We have frequently reported the gender diversity issue in LawFuel, with some pertinent comments from last year’s ‘Lawyer of the Year’ winner Stacey Shortall.
As female law graduate numbers continue to grow, the gap has narrowed only slightly with women comprising close to 70 per cent of law graduates but only 30 per cent of firm partners or firm directors.
NBR published a significant piece this week (“Are we there yet? Women lawyers may well ask”). The republication of Auckland lawyer Gill Gatfield’s book “Without Prejudice: Same Issue – New Cover” which followed the 1996 publication of an earlier version with a different title.
The point being made, however, is the same: Things have not changed very much for women in the law. Despite the good intentions, inequity survives in the profession, she says.

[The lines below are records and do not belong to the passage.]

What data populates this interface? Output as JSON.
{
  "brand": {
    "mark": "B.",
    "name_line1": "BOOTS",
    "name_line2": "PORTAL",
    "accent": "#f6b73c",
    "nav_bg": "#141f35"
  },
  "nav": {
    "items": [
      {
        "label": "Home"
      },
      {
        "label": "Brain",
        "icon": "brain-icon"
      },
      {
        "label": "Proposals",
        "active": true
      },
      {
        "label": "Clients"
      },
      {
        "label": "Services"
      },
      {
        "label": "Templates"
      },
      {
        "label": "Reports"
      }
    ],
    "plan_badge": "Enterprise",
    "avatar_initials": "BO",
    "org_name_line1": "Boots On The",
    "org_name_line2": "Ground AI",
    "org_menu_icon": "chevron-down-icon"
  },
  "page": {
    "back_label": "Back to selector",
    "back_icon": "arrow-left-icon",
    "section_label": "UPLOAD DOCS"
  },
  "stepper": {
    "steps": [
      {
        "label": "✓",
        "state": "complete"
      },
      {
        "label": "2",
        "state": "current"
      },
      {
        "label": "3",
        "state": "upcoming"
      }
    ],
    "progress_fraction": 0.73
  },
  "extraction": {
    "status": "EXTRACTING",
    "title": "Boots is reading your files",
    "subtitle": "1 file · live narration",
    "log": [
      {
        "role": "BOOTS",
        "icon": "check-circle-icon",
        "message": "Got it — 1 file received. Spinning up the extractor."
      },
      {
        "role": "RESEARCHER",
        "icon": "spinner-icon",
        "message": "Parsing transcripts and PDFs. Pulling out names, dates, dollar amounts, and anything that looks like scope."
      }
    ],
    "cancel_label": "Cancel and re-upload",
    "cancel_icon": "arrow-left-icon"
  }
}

The Law Society are currently undertaking a gender diversity initiative – yes, another – to implement two-yearly measurement criteria and charter provisions to promote women in the profession, among other initiatives. See the NZLS release on the survey here. The final survey is due on October 6.
Dame Patsy’s Say
Dame Patsy Reddy, the Governor General and first woman partner of Watts & Patterson (now MinterEllisonRuddWatts) in New Zealand, has recently spoken at forums where she has used her influence and success in the law to encourage women lawyers to advance themselves, and for the profession to facilitate the process.
The fact that women felt some unconscious bias against them or that there was insufficient ability for them to advance their legal careers was something that needed urgent correction, she has said.
She said that role models were needed to challenge the status quo and permit women to rise through the legal ranks.
Big Law, Big Initiatives
The large law firms spoken to by NBR all point to significant initiatives undertaken. Russell McVeagh, for instance, has unlimited sick leave and nanny support for those caught short when work and family demands conflict.
Bell Gully, long a largely male bastion, is steadfastly moving towards increasing its women quotient with 76 per cent of senior associates now women, according to chairman Chris Gordon (right). That initiative is expected to yield results with a greater number of women partners within the next two years.
MinterEllisonRuddWatts and Simpson Grierson have both moved strongly in the overall diversity stakes with the latter being the first law firm to receive the ‘Rainbow Tick’ in respect of LGBT issues of inclusiveness and acceptance within the firm.
Chapman Tripp’s Nick Wells said the firm was doing well, but better needed to reflect the overall profile of New Zealand itself.
The Shortall Way
Stacey Shortall provided seven ways by which the tide can be turned, being –
1. Flexible working hours
2. Mandatory unconscious bias training
3. Increase the role of men in the home, as well as women
4. Partners and others to sponsor the progress of women in the firm
5. An active pro bono practice
6. Recognise diversity commitment through setting targets and providing compensation
7. Demand more ‘walk the talk’ from law firm leaders.
So law firm partners, most of whom are men, need to decide if they are going to be supportive over the arc of a women’s career and accommodate some of these factors without drawing negative conclusions. Otherwise we will continue to lose these women.
They drop out of the profession, some for short times or permanently.
These women are incredibly valuable. They will be top performers. And they can be wonderful role models. I know what it’s like to work in a law firm where there were no women partners who appeared to have a life I wanted. Younger women leave when that happens.